Lisa Thompson: Okay. Just checking. And can you talk a little bit about how business is going? Are you feeling these different reactions in different verticals of your base? And I always worry about CGI when I read about banks. Can you talk about that?

Vivek Gupta: So, yes, as I said in my prepared remarks that there are some signs that we are seeing that the business is picking up. Last time when we spoke a quarter ago, we had just completed October and seeing some positive signs. Now, if we exclude December, we’ve had two quarters — two months of positive activity and also in January, which just ended, we had a positive net growth. So, three out of four months have been positive. And I think that’s really encouraging. It’s a positive indicator. And again, three months don’t really guarantee what the rest of the year will look like, but it’s a positive sign, direct volume is better than what it was a few months ago.
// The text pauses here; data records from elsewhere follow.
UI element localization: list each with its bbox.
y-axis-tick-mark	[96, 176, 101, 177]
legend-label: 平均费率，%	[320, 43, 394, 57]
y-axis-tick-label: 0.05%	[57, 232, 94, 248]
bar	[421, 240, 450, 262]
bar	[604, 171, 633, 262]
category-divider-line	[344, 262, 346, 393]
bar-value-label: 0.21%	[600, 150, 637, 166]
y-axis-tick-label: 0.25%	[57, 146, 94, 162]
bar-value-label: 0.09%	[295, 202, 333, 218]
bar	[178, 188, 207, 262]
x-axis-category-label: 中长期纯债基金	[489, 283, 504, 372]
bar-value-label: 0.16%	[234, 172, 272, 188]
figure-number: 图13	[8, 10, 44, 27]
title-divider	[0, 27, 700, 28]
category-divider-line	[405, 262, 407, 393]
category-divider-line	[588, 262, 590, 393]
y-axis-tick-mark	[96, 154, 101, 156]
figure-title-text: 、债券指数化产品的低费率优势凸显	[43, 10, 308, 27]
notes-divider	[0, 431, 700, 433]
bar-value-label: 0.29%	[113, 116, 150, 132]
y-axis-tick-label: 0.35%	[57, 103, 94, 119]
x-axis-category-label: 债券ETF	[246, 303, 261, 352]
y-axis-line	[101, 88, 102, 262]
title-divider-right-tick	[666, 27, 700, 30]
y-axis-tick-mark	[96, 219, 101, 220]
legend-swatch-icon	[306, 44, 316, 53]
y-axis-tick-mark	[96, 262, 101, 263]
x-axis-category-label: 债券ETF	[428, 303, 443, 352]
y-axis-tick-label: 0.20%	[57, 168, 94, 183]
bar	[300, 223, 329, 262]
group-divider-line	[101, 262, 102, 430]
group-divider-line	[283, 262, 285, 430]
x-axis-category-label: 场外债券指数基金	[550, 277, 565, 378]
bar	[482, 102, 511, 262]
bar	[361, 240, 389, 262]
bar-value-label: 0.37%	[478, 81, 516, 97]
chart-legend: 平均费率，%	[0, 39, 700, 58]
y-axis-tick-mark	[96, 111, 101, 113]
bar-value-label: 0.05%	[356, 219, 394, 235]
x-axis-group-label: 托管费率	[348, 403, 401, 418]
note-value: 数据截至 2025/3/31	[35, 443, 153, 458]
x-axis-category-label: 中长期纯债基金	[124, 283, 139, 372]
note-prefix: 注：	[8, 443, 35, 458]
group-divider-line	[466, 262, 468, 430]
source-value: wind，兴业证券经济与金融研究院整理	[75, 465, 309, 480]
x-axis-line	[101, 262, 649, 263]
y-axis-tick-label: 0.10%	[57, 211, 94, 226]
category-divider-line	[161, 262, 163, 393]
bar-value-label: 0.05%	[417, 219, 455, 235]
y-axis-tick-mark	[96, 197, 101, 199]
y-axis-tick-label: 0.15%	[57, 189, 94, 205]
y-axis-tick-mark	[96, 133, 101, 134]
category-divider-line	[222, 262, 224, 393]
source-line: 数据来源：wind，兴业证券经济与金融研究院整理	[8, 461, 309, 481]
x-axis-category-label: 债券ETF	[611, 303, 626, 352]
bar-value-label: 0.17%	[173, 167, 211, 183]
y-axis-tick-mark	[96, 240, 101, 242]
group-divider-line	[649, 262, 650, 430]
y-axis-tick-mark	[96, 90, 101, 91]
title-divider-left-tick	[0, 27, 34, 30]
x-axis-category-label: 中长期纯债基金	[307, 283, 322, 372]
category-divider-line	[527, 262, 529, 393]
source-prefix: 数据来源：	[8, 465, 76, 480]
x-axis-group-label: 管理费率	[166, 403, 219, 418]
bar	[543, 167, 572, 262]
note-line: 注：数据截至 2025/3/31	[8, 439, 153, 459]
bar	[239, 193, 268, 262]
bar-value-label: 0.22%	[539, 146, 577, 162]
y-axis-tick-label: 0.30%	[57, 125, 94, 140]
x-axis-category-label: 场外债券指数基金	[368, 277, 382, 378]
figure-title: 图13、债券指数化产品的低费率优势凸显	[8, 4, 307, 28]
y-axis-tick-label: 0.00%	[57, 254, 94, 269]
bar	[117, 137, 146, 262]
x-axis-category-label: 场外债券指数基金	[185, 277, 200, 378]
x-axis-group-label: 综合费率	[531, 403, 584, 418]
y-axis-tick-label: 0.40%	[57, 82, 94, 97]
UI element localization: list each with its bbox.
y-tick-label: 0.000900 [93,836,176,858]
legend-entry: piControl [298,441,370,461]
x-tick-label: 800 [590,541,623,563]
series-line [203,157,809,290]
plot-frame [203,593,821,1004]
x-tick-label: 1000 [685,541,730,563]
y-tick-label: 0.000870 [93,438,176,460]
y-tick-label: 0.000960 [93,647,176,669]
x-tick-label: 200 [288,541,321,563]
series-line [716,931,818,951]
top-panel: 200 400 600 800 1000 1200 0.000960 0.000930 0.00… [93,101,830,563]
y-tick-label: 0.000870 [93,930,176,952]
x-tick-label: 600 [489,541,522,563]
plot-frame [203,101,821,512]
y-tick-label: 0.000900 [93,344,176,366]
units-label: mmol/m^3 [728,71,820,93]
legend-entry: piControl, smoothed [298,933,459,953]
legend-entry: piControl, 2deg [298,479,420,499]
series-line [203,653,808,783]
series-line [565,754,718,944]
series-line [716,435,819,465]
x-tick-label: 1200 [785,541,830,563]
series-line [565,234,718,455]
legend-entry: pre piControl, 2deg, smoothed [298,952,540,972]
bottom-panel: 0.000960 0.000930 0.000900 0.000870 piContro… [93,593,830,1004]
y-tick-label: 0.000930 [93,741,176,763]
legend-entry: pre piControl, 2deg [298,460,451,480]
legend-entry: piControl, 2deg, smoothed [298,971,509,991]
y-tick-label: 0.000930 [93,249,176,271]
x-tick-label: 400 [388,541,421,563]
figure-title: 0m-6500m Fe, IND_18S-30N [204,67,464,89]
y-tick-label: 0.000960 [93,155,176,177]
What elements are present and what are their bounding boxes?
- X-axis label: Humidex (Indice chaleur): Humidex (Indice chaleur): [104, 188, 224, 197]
So, that’s the positive side on the IT Staffing side. And on the Data and Analytics side, as we mentioned, we managed to sign a pretty large quantum of bookings adding up to $19 million.

I must caution everyone that a lot of the business in that is actually multiyear annuity deals. So, it doesn’t mean that immediately we’ll see a jump start in the revenues as a result of that. What it does mean is that we’ve got the right kind of business where we are seeing customers’ commitment for multiple years. So, there is going to be a steady stream of revenue coming in and just the kind of business we would like to have more and more of. So, again, for customers to open up their wallets and sign multiyear deals is a very positive sign. But these are only sort of early indicators. We have to now make sure that we maximize what we can from this to the fullest and make sure that 2024 turns out to be a better year.